It is a bit of a dream of mine to build a small semi self sufficient
space station in LEO, (with a large engineering workshop of course), and
set up as a developer and tester of space based infrastructure as
required for what would eventually pass as the space handy person
market. Refining the development of small solar power systems, farming,
mining, refining, manufacturing, habitat making, transport systems,
etcetera.

This is a DIY job which requires a small cheap and convenient space
transport pickup truck and the means with which to build a small space
station - that would grow in an organic fashion. Could this potentially
be accomplished by a lone, well off and capable person, (assuming use of
earth based contractors), as opposed to a standing army?

Spaceshipone has a drymass around 2000kg. A space transport capable of
carrying a single person, and a reasonable excess baggage allowance,
might have a drymass as low as half of this - and perhaps even a similar
cost? The space transport might look something like the t/Space CXV
with much larger propellant tanks, much smaller cabin volume - and no
aeroshell.

Air launch is necessary for a number of reasons, starting with the need
to avoid aerodynamic drag at such a small scale. Obviously high launch
pad fees will not be sustainable, this will want launch site flexibility
and perhaps the capacity to launch from international waters. This
needs to be capable of less than $100/kg to LEO.

It should be possible to build a specialist carrier aircraft for only a
few million, this is more about climb and ferrying than efficiency -
large fabric covered wings, basically an oversized ultralight. It would
be nice to be able to carry bulky but light weight components in front
of the space transport vehicle, (like thin wall habitat pressure
vessels). This should be possible with air launching, the aircraft
would likely have a large protective aeroshell for the space transport,
and release at low dynamic pressure.

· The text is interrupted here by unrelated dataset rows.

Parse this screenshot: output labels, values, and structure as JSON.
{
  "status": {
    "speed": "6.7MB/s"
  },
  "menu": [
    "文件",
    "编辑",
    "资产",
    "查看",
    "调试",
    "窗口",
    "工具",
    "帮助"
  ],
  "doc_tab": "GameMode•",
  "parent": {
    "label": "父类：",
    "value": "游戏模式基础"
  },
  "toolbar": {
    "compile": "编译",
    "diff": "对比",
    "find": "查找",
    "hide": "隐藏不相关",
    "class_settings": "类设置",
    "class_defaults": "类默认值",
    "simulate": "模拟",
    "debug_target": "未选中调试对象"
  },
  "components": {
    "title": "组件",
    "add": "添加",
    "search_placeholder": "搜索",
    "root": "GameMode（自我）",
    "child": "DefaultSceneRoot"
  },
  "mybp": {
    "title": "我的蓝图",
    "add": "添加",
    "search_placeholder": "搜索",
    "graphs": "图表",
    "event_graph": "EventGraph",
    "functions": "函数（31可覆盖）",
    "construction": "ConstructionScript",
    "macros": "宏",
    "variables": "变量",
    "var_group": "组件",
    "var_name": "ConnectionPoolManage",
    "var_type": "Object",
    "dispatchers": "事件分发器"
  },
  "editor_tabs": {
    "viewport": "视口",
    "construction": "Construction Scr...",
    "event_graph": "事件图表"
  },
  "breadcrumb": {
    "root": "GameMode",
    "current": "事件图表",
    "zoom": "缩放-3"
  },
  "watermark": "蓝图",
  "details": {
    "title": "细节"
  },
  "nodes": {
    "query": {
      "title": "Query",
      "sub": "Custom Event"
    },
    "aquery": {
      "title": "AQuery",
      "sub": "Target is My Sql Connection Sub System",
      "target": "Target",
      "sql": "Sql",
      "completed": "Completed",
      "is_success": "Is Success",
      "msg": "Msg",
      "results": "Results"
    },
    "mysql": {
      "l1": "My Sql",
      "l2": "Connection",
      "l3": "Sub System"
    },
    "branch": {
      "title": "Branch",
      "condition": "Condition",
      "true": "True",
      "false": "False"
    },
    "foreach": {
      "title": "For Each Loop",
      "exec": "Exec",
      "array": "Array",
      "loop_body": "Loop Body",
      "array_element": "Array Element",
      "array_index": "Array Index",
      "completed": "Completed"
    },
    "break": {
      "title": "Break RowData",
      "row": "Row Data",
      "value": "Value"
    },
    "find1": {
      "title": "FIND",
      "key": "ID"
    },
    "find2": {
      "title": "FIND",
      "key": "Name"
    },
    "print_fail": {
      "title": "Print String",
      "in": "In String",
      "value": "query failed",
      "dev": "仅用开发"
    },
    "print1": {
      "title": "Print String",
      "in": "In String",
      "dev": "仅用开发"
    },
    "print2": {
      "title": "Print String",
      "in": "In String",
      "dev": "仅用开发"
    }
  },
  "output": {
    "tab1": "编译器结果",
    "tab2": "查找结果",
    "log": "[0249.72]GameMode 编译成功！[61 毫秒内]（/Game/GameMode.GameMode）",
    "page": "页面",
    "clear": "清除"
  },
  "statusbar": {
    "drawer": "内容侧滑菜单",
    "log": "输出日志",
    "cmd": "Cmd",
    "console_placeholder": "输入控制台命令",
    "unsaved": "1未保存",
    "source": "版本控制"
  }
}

If need be a very light weight
fabric tent like structure could be placed over such external loads to
ease asymmetric aerodynamic loads. With such a space transport a small
transport it should be feasible to eventually assemble a very large
space station.

Along the minimalist design philosophy I was considering a skydiving
parachute approach to landing. Using various tricks it should be
possible, for a 2-3% drymass mass cost, to have pin point flared landing
of the space transport on its side on a soft surface, (e.g. sand). The
seat would probably be a very light weight hammock type design and I am
even wondering about closed circuit TV, (some entirely independent),
instead of portholes. If need be one might pop the hatch and stick ones
head out to control the landing - or have an outside seat. Another
thought is mid air LOX fuelling of the space transport from the carrier
aircraft so as to minimise insulation.

The question of two stage verse one stage is a tricky one. I am
starting to favour single stage, which will be technically more
challenging, as second stage recovery from flexible launch locations
will be highly problematic. Single stage is more in keeping with the
single person operation - excepting the carrier aircraft pilot of
course. The point of the carrier aircraft design is that GLOW is not a
design constraint. Space transport GLOW might be around twenty ton.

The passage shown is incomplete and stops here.